Le salon Auto China 2026, qui s’est tenu à Pékin sur 380 000 mètres carrés, a fourni une caisse de résonance à cette ambition. Sous la bannière officielle « Le futur de l’intelligence », les marques chinoises n’y font plus figure d’émules mais d’étalons. La presse économique russe rapporte ainsi que la division premium Exeed Exlantix n’a plus besoin de singer les codes européens : elle a dévoilé un break de chasse et un concept de SUV cossu, au sein d’une gamme couvrant désormais tous les segments de l’électrique, de l’hybride rechargeable au prolongateur d’autonomie. Les journalistes chinois insistent quant à eux sur la surenchère numérique, avec des phares capables de projeter un film, transformant le véhicule en salle obscure nomade – illustration d’une course aux fonctions intelligentes destinée à séduire au-delà des frontières.

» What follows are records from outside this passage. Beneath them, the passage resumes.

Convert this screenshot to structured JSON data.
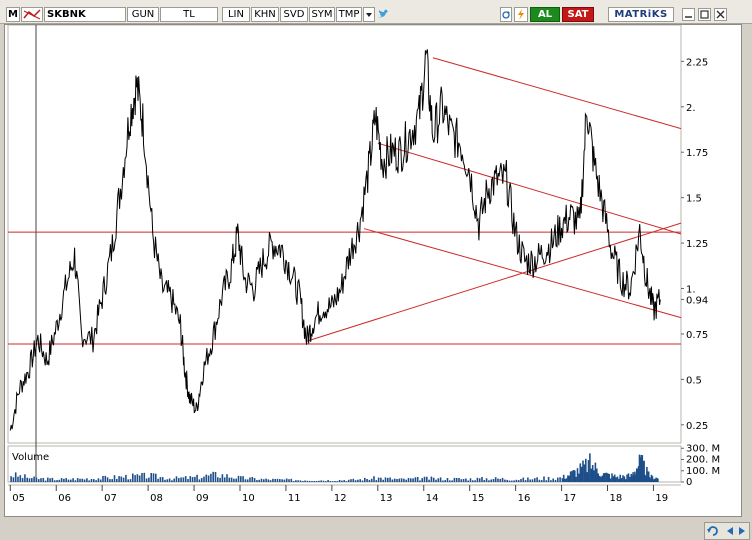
{
  "toolbar": {
    "m_label": "M",
    "symbol": "SKBNK",
    "period": "GUN",
    "currency": "TL",
    "scale_lin": "LIN",
    "khn": "KHN",
    "svd": "SVD",
    "sym": "SYM",
    "tmp": "TMP",
    "buy_label": "AL",
    "sell_label": "SAT",
    "brand": "MATRiKS",
    "icons": [
      "grid-icon",
      "dropdown-arrow-icon",
      "twitter-bird-icon",
      "refresh-icon",
      "lightning-icon",
      "minimize-icon",
      "maximize-icon",
      "close-icon"
    ]
  },
  "volume": {
    "label": "Volume",
    "axis_labels": [
      "300. M",
      "200. M",
      "100. M",
      "0"
    ]
  },
  "colors": {
    "price_line": "#000000",
    "trend_lines": "#cc2a2a",
    "volume_bars": "#1f4f8a",
    "frame_bg": "#ffffff",
    "al": "#1c8a1c",
    "sat": "#c41818"
  },
  "chart_data": {
    "type": "line",
    "symbol": "SKBNK",
    "price_axis_ticks": [
      "2.25",
      "2.",
      "1.75",
      "1.5",
      "1.25",
      "1.",
      "0.94",
      "0.75",
      "0.5",
      "0.25"
    ],
    "last_price": 0.94,
    "x_tick_labels": [
      "05",
      "06",
      "07",
      "08",
      "09",
      "10",
      "11",
      "12",
      "13",
      "14",
      "15",
      "16",
      "17",
      "18",
      "19"
    ],
    "ylim": [
      0.15,
      2.45
    ],
    "series": [
      {
        "values": [
          [
            5.0,
            0.22
          ],
          [
            5.2,
            0.45
          ],
          [
            5.4,
            0.55
          ],
          [
            5.6,
            0.72
          ],
          [
            5.8,
            0.6
          ],
          [
            6.0,
            0.78
          ],
          [
            6.2,
            1.0
          ],
          [
            6.4,
            1.18
          ],
          [
            6.55,
            0.75
          ],
          [
            6.8,
            0.72
          ],
          [
            7.0,
            0.95
          ],
          [
            7.2,
            1.2
          ],
          [
            7.4,
            1.55
          ],
          [
            7.6,
            1.95
          ],
          [
            7.75,
            2.12
          ],
          [
            7.9,
            1.9
          ],
          [
            8.1,
            1.3
          ],
          [
            8.3,
            1.0
          ],
          [
            8.5,
            0.95
          ],
          [
            8.7,
            0.8
          ],
          [
            8.8,
            0.55
          ],
          [
            8.9,
            0.4
          ],
          [
            9.05,
            0.33
          ],
          [
            9.2,
            0.55
          ],
          [
            9.4,
            0.72
          ],
          [
            9.6,
            0.95
          ],
          [
            9.8,
            1.1
          ],
          [
            9.95,
            1.3
          ],
          [
            10.1,
            1.05
          ],
          [
            10.3,
            1.0
          ],
          [
            10.5,
            1.15
          ],
          [
            10.7,
            1.25
          ],
          [
            10.9,
            1.22
          ],
          [
            11.1,
            1.1
          ],
          [
            11.3,
            0.95
          ],
          [
            11.45,
            0.72
          ],
          [
            11.6,
            0.82
          ],
          [
            11.8,
            0.9
          ],
          [
            12.0,
            0.9
          ],
          [
            12.2,
            1.0
          ],
          [
            12.4,
            1.2
          ],
          [
            12.6,
            1.35
          ],
          [
            12.8,
            1.65
          ],
          [
            12.95,
            1.95
          ],
          [
            13.1,
            1.7
          ],
          [
            13.3,
            1.75
          ],
          [
            13.5,
            1.75
          ],
          [
            13.7,
            1.85
          ],
          [
            13.9,
            1.95
          ],
          [
            14.05,
            2.27
          ],
          [
            14.2,
            1.85
          ],
          [
            14.4,
            2.0
          ],
          [
            14.6,
            1.85
          ],
          [
            14.8,
            1.8
          ],
          [
            15.0,
            1.65
          ],
          [
            15.2,
            1.35
          ],
          [
            15.4,
            1.55
          ],
          [
            15.6,
            1.6
          ],
          [
            15.8,
            1.6
          ],
          [
            16.0,
            1.3
          ],
          [
            16.2,
            1.15
          ],
          [
            16.4,
            1.15
          ],
          [
            16.6,
            1.2
          ],
          [
            16.8,
            1.25
          ],
          [
            17.0,
            1.35
          ],
          [
            17.2,
            1.4
          ],
          [
            17.4,
            1.35
          ],
          [
            17.55,
            2.0
          ],
          [
            17.7,
            1.7
          ],
          [
            17.9,
            1.45
          ],
          [
            18.1,
            1.2
          ],
          [
            18.3,
            1.05
          ],
          [
            18.5,
            1.0
          ],
          [
            18.7,
            1.32
          ],
          [
            18.85,
            1.05
          ],
          [
            19.0,
            0.88
          ],
          [
            19.15,
            0.94
          ]
        ]
      }
    ],
    "volume_series_millions": [
      [
        5.0,
        80
      ],
      [
        5.5,
        40
      ],
      [
        6.0,
        30
      ],
      [
        6.5,
        35
      ],
      [
        7.0,
        45
      ],
      [
        7.5,
        60
      ],
      [
        8.0,
        70
      ],
      [
        8.5,
        40
      ],
      [
        9.0,
        50
      ],
      [
        9.5,
        85
      ],
      [
        10.0,
        45
      ],
      [
        10.5,
        30
      ],
      [
        11.0,
        25
      ],
      [
        11.5,
        20
      ],
      [
        12.0,
        20
      ],
      [
        12.5,
        25
      ],
      [
        13.0,
        45
      ],
      [
        13.5,
        30
      ],
      [
        14.0,
        40
      ],
      [
        14.5,
        35
      ],
      [
        15.0,
        35
      ],
      [
        15.5,
        40
      ],
      [
        16.0,
        30
      ],
      [
        16.5,
        40
      ],
      [
        17.0,
        50
      ],
      [
        17.3,
        120
      ],
      [
        17.6,
        210
      ],
      [
        17.9,
        90
      ],
      [
        18.2,
        60
      ],
      [
        18.5,
        70
      ],
      [
        18.7,
        230
      ],
      [
        18.9,
        60
      ],
      [
        19.1,
        40
      ]
    ],
    "trend_lines": [
      {
        "kind": "horizontal",
        "y": 1.31
      },
      {
        "kind": "horizontal",
        "y": 0.695
      },
      {
        "kind": "channel-upper",
        "from": [
          14.2,
          2.27
        ],
        "to": [
          19.6,
          1.88
        ]
      },
      {
        "kind": "channel-lower",
        "from": [
          13.0,
          1.8
        ],
        "to": [
          19.6,
          1.3
        ]
      },
      {
        "kind": "channel-bottom",
        "from": [
          12.7,
          1.33
        ],
        "to": [
          19.6,
          0.84
        ]
      },
      {
        "kind": "rising",
        "from": [
          11.45,
          0.71
        ],
        "to": [
          19.6,
          1.36
        ]
      }
    ]
  }
}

Cet élan se heurte à une réalité européenne en pleine recomposition. Les données françaises confirment un bond de 48 % des ventes de voitures électriques neuves sur les quatre premiers mois de l’année, dans un marché global atone. Les observateurs européens y voient un effet collatéral du conflit iranien, dont la flambée des prix des carburants accélère le basculement vers l’électrique. Tesla a certes retrouvé des couleurs après le feu vert néerlandais à son logiciel d’aide à la conduite, mais la concurrence chinoise grignote ses parts dans l’Hexagone, au Danemark et aux Pays-Bas, rappelle-t-on à Bruxelles. La vieille hiérarchie industrielle vacille : BYD dépasse désormais Tesla en volume de ventes électriques à l’échelle mondiale.

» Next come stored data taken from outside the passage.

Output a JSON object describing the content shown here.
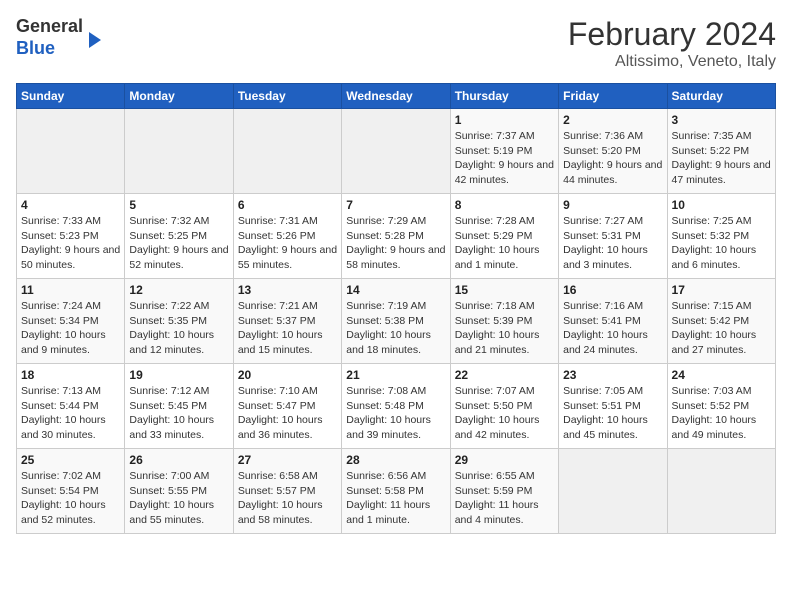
{
  "header": {
    "logo_line1": "General",
    "logo_line2": "Blue",
    "title": "February 2024",
    "subtitle": "Altissimo, Veneto, Italy"
  },
  "weekdays": [
    "Sunday",
    "Monday",
    "Tuesday",
    "Wednesday",
    "Thursday",
    "Friday",
    "Saturday"
  ],
  "weeks": [
    [
      {
        "day": "",
        "info": ""
      },
      {
        "day": "",
        "info": ""
      },
      {
        "day": "",
        "info": ""
      },
      {
        "day": "",
        "info": ""
      },
      {
        "day": "1",
        "info": "Sunrise: 7:37 AM\nSunset: 5:19 PM\nDaylight: 9 hours and 42 minutes."
      },
      {
        "day": "2",
        "info": "Sunrise: 7:36 AM\nSunset: 5:20 PM\nDaylight: 9 hours and 44 minutes."
      },
      {
        "day": "3",
        "info": "Sunrise: 7:35 AM\nSunset: 5:22 PM\nDaylight: 9 hours and 47 minutes."
      }
    ],
    [
      {
        "day": "4",
        "info": "Sunrise: 7:33 AM\nSunset: 5:23 PM\nDaylight: 9 hours and 50 minutes."
      },
      {
        "day": "5",
        "info": "Sunrise: 7:32 AM\nSunset: 5:25 PM\nDaylight: 9 hours and 52 minutes."
      },
      {
        "day": "6",
        "info": "Sunrise: 7:31 AM\nSunset: 5:26 PM\nDaylight: 9 hours and 55 minutes."
      },
      {
        "day": "7",
        "info": "Sunrise: 7:29 AM\nSunset: 5:28 PM\nDaylight: 9 hours and 58 minutes."
      },
      {
        "day": "8",
        "info": "Sunrise: 7:28 AM\nSunset: 5:29 PM\nDaylight: 10 hours and 1 minute."
      },
      {
        "day": "9",
        "info": "Sunrise: 7:27 AM\nSunset: 5:31 PM\nDaylight: 10 hours and 3 minutes."
      },
      {
        "day": "10",
        "info": "Sunrise: 7:25 AM\nSunset: 5:32 PM\nDaylight: 10 hours and 6 minutes."
      }
    ],
    [
      {
        "day": "11",
        "info": "Sunrise: 7:24 AM\nSunset: 5:34 PM\nDaylight: 10 hours and 9 minutes."
      },
      {
        "day": "12",
        "info": "Sunrise: 7:22 AM\nSunset: 5:35 PM\nDaylight: 10 hours and 12 minutes."
      },
      {
        "day": "13",
        "info": "Sunrise: 7:21 AM\nSunset: 5:37 PM\nDaylight: 10 hours and 15 minutes."
      },
      {
        "day": "14",
        "info": "Sunrise: 7:19 AM\nSunset: 5:38 PM\nDaylight: 10 hours and 18 minutes."
      },
      {
        "day": "15",
        "info": "Sunrise: 7:18 AM\nSunset: 5:39 PM\nDaylight: 10 hours and 21 minutes."
      },
      {
        "day": "16",
        "info": "Sunrise: 7:16 AM\nSunset: 5:41 PM\nDaylight: 10 hours and 24 minutes."
      },
      {
        "day": "17",
        "info": "Sunrise: 7:15 AM\nSunset: 5:42 PM\nDaylight: 10 hours and 27 minutes."
      }
    ],
    [
      {
        "day": "18",
        "info": "Sunrise: 7:13 AM\nSunset: 5:44 PM\nDaylight: 10 hours and 30 minutes."
      },
      {
        "day": "19",
        "info": "Sunrise: 7:12 AM\nSunset: 5:45 PM\nDaylight: 10 hours and 33 minutes."
      },
      {
        "day": "20",
        "info": "Sunrise: 7:10 AM\nSunset: 5:47 PM\nDaylight: 10 hours and 36 minutes."
      },
      {
        "day": "21",
        "info": "Sunrise: 7:08 AM\nSunset: 5:48 PM\nDaylight: 10 hours and 39 minutes."
      },
      {
        "day": "22",
        "info": "Sunrise: 7:07 AM\nSunset: 5:50 PM\nDaylight: 10 hours and 42 minutes."
      },
      {
        "day": "23",
        "info": "Sunrise: 7:05 AM\nSunset: 5:51 PM\nDaylight: 10 hours and 45 minutes."
      },
      {
        "day": "24",
        "info": "Sunrise: 7:03 AM\nSunset: 5:52 PM\nDaylight: 10 hours and 49 minutes."
      }
    ],
    [
      {
        "day": "25",
        "info": "Sunrise: 7:02 AM\nSunset: 5:54 PM\nDaylight: 10 hours and 52 minutes."
      },
      {
        "day": "26",
        "info": "Sunrise: 7:00 AM\nSunset: 5:55 PM\nDaylight: 10 hours and 55 minutes."
      },
      {
        "day": "27",
        "info": "Sunrise: 6:58 AM\nSunset: 5:57 PM\nDaylight: 10 hours and 58 minutes."
      },
      {
        "day": "28",
        "info": "Sunrise: 6:56 AM\nSunset: 5:58 PM\nDaylight: 11 hours and 1 minute."
      },
      {
        "day": "29",
        "info": "Sunrise: 6:55 AM\nSunset: 5:59 PM\nDaylight: 11 hours and 4 minutes."
      },
      {
        "day": "",
        "info": ""
      },
      {
        "day": "",
        "info": ""
      }
    ]
  ]
}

Dans la région du Golfe, le constat est tout aussi tranché. Les analystes de Dubaï soulignent que la présence soudaine des marques chinoises sur les routes émiraties est le fruit d’une décennie d’investissements méthodiques dans les chaînes d’approvisionnement et les écosystèmes de batteries. Les clichés d’une industrie cantonale aux copies bon marché ont cédé la place à une réalité où la vitesse de production et la maîtrise technologique imposent un nouveau tempo. Le groupe public GAC fixe d’ailleurs un cap vertigineux : un million de véhicules exportés par an d’ici 2030, soit quatre fois ses livraisons prévues hors de Chine continentale cette année, avec une présence visée dans cent vingt pays.

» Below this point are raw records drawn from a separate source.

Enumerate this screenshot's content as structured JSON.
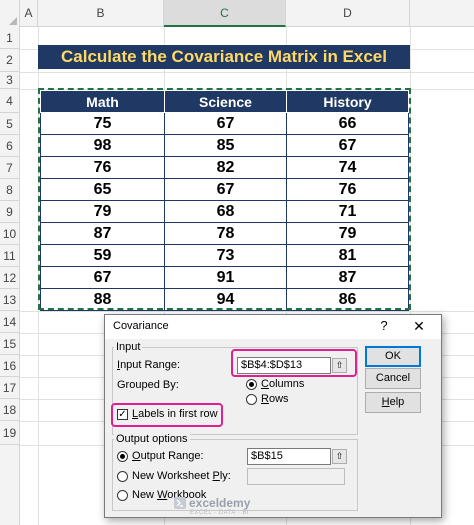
{
  "sheet": {
    "columns": [
      "A",
      "B",
      "C",
      "D"
    ],
    "rows": [
      "1",
      "2",
      "3",
      "4",
      "5",
      "6",
      "7",
      "8",
      "9",
      "10",
      "11",
      "12",
      "13",
      "14",
      "15",
      "16",
      "17",
      "18",
      "19"
    ]
  },
  "title": "Calculate the Covariance Matrix in Excel",
  "table": {
    "headers": [
      "Math",
      "Science",
      "History"
    ],
    "rows": [
      [
        "75",
        "67",
        "66"
      ],
      [
        "98",
        "85",
        "67"
      ],
      [
        "76",
        "82",
        "74"
      ],
      [
        "65",
        "67",
        "76"
      ],
      [
        "79",
        "68",
        "71"
      ],
      [
        "87",
        "78",
        "79"
      ],
      [
        "59",
        "73",
        "81"
      ],
      [
        "67",
        "91",
        "87"
      ],
      [
        "88",
        "94",
        "86"
      ]
    ]
  },
  "dialog": {
    "title": "Covariance",
    "help": "?",
    "close": "✕",
    "input_group": "Input",
    "input_range_label_pre": "",
    "input_range_label_u": "I",
    "input_range_label_post": "nput Range:",
    "input_range_value": "$B$4:$D$13",
    "grouped_by_label": "Grouped By:",
    "columns_u": "C",
    "columns_rest": "olumns",
    "rows_u": "R",
    "rows_rest": "ows",
    "labels_u": "L",
    "labels_rest": "abels in first row",
    "output_group": "Output options",
    "output_range_u": "O",
    "output_range_rest": "utput Range:",
    "output_range_value": "$B$15",
    "new_ws_pre": "New Worksheet ",
    "new_ws_u": "P",
    "new_ws_post": "ly:",
    "new_wb_pre": "New ",
    "new_wb_u": "W",
    "new_wb_post": "orkbook",
    "ok": "OK",
    "cancel": "Cancel",
    "help_btn_u": "H",
    "help_btn_rest": "elp",
    "ref_icon": "⇧"
  },
  "watermark": {
    "brand": "exceldemy",
    "tagline": "EXCEL · DATA · BI"
  },
  "colors": {
    "navy": "#1f3864",
    "title_text": "#ffd966",
    "highlight": "#e0208c",
    "excel_green": "#217346"
  }
}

Cette fuite en avant exportatrice se nourrit de l’impasse domestique. L’hémorragie financière subie par BYD, dont les ventes ont reculé de 12 % malgré une domination apparente, révèle un marché intérieur qui n’arrive plus à absorber ses propres champions. La suite dépendra autant de la capacité des autorités chinoises à éviter une consolidation anarchique que de la réaction des régulateurs européens, qui devront arbitrer entre souveraineté industrielle, normes de sécurité et accélération de la transition énergétique. Une chose semble acquise : la bataille ne se jouera plus seulement dans les bureaux d’études de Wolfsburg ou de Detroit, mais dans les travées des salons de Pékin et les concessions de Lyon, de Riga ou de Montréal.